Userful EOR operations in algorithm design

The EOR is a short form of Exclusive OR, which is a logic operator and satisfies the commutative law and the associative law. It means:

0 ^ N == N
N ^ N == 0

A ^ B == B ^ A
A ^ B ^ C == A ^ (B ^ C)

With these properties, EOR can be useful to efficiently solve some questions. Let us start with a simple one:

Given an integer array with only one integer appearing odd times and others appearing even times, print the odd-times one.

At first glance, you could have several solutions to this question. But trust me, you might not have an elegant solution like the one below:

public static void printOddTimesNumber1(int[] array) {
    int eor = 0;
    for(int i=0; i < array.length; i++) {
        eor ^= array[i];
    }
    System.out.println(eor);
}

With just few lines of code, it’s done. It utilizes the basic properties of EOR pretty well.
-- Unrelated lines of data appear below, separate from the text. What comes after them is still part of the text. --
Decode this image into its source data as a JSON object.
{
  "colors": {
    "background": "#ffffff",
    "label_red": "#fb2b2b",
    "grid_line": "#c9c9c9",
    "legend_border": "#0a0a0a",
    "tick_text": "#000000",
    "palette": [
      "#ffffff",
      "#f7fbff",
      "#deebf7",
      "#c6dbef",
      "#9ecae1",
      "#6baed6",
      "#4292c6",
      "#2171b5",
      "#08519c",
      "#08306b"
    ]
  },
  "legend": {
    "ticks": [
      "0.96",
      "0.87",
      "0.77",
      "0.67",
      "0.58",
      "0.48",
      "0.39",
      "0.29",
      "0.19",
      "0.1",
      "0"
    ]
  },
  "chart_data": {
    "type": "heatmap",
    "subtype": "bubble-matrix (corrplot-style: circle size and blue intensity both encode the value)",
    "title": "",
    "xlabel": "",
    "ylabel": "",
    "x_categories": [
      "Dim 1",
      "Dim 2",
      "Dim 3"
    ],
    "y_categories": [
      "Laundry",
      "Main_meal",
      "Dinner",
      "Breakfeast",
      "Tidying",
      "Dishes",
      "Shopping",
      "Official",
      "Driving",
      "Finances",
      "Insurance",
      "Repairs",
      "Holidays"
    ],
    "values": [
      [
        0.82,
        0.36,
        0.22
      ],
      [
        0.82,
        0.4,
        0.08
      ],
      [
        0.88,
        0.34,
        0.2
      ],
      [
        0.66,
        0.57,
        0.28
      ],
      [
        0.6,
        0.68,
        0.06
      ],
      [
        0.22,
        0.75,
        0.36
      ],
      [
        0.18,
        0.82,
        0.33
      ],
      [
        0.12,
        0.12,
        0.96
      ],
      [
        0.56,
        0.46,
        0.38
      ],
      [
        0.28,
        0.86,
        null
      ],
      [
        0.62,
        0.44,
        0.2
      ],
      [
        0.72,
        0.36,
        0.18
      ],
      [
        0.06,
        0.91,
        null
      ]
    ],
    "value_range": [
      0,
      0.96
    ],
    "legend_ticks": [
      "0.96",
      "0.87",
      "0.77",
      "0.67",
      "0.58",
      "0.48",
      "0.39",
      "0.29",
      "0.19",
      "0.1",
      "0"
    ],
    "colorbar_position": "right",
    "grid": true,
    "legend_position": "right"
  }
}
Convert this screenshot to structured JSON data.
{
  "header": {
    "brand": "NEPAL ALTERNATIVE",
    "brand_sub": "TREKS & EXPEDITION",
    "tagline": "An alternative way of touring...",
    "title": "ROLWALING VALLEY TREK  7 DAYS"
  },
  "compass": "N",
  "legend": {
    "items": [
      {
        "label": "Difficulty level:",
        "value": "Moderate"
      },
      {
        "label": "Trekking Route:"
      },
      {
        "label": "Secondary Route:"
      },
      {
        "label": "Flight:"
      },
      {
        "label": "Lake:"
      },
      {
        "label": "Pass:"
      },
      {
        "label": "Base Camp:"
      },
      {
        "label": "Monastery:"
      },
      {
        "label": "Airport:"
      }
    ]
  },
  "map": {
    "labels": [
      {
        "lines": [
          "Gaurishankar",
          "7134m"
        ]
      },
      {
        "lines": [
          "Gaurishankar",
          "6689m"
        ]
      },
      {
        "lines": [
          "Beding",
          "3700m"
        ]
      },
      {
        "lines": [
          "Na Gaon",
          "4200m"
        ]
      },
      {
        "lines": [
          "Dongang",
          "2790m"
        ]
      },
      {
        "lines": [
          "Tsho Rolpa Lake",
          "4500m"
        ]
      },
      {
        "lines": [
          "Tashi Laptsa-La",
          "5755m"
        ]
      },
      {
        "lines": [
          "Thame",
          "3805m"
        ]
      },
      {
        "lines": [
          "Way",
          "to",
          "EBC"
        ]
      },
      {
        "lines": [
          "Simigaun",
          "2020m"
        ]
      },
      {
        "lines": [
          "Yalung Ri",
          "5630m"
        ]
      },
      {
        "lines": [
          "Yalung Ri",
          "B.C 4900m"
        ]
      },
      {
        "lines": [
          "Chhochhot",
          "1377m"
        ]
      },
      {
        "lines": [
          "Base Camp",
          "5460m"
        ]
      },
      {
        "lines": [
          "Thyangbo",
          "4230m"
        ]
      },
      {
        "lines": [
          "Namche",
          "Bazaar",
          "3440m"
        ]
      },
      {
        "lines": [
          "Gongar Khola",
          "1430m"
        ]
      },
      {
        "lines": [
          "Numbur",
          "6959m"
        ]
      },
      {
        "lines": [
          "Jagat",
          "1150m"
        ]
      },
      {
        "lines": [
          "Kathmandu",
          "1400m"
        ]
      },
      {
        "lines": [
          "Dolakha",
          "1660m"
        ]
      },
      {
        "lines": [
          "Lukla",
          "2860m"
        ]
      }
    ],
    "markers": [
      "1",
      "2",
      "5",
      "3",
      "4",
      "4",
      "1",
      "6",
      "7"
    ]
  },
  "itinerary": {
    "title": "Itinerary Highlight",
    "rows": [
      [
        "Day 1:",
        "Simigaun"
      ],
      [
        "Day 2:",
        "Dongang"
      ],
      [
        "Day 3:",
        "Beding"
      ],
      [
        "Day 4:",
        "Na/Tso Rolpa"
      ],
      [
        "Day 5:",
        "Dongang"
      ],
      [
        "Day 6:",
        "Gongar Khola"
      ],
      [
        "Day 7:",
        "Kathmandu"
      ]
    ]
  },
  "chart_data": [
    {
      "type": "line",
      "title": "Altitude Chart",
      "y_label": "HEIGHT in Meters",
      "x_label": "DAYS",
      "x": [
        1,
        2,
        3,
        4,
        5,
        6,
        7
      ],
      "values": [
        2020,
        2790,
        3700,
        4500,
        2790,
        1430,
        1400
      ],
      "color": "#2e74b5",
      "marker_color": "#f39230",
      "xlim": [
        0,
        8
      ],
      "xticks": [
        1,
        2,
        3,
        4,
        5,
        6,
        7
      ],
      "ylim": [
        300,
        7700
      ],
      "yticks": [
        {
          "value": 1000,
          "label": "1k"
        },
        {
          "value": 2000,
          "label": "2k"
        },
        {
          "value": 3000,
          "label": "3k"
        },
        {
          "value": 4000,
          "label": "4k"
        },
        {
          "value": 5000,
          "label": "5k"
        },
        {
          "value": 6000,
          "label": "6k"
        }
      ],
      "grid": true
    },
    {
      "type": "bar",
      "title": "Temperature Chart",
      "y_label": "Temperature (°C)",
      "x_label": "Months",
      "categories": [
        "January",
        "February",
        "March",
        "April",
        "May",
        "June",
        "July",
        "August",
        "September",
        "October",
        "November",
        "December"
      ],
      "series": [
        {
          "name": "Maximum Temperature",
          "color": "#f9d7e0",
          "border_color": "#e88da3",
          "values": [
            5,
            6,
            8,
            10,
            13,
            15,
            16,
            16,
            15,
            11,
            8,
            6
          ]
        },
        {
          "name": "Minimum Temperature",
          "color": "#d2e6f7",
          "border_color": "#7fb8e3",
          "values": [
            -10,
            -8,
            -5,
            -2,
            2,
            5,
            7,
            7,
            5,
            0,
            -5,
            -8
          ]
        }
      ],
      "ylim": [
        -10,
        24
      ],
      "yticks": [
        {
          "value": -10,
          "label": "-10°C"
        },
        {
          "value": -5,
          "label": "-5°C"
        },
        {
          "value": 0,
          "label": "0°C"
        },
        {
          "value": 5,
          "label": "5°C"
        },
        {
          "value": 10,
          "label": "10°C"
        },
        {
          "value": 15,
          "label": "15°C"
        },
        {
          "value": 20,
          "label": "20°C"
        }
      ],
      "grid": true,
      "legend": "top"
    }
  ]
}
EOR operation on even-time numbers always 0 while only one odd-times number ^ 0 always itself.

One more difficult question:

Given an integer array with only two integers appearing odd times and others appearing event times, print the two odd-time numbers.

We give the solution directly and explain the code later.

public static void printOddTimesNumber2(int[] array) {
    int eor = 0;
    for(int i=0; i < array.length; i++) {
        eor ^= array[i];
    }
    
    int rightOne = eor & (~eor + 1);
    onlyOne = 0;
    for(int i=0; i < array.length; i++) {
        if(array[i] & rightOne != 0) {
            onlyOne ^= array[i];
        }
    }
    
    int zeroOne = eor ^ onlyOne;
    System.out.println(onlyOne, eor ^ onlyOne);
}

The code seems complex, especially this segment eor & (~eor + 1). The expression gets an integer whose only bit is the same as the most right 1 bit of eor and the rest is 0.

Assume that these two numbers are A and B. The first part of the code was figured out: eor = A ^ B. We know A != B. So there must be a bit of A and B that is different. If the bit of A is 1 and the bit of B is 0, We need to figure out this bit. Then the complex expression above helped. Having the rightOne, we can iterate the array to find which number’s this bit is 1. After iteration, we get it as onlyOne which is A. Finally, we also get the zeroOne which is B.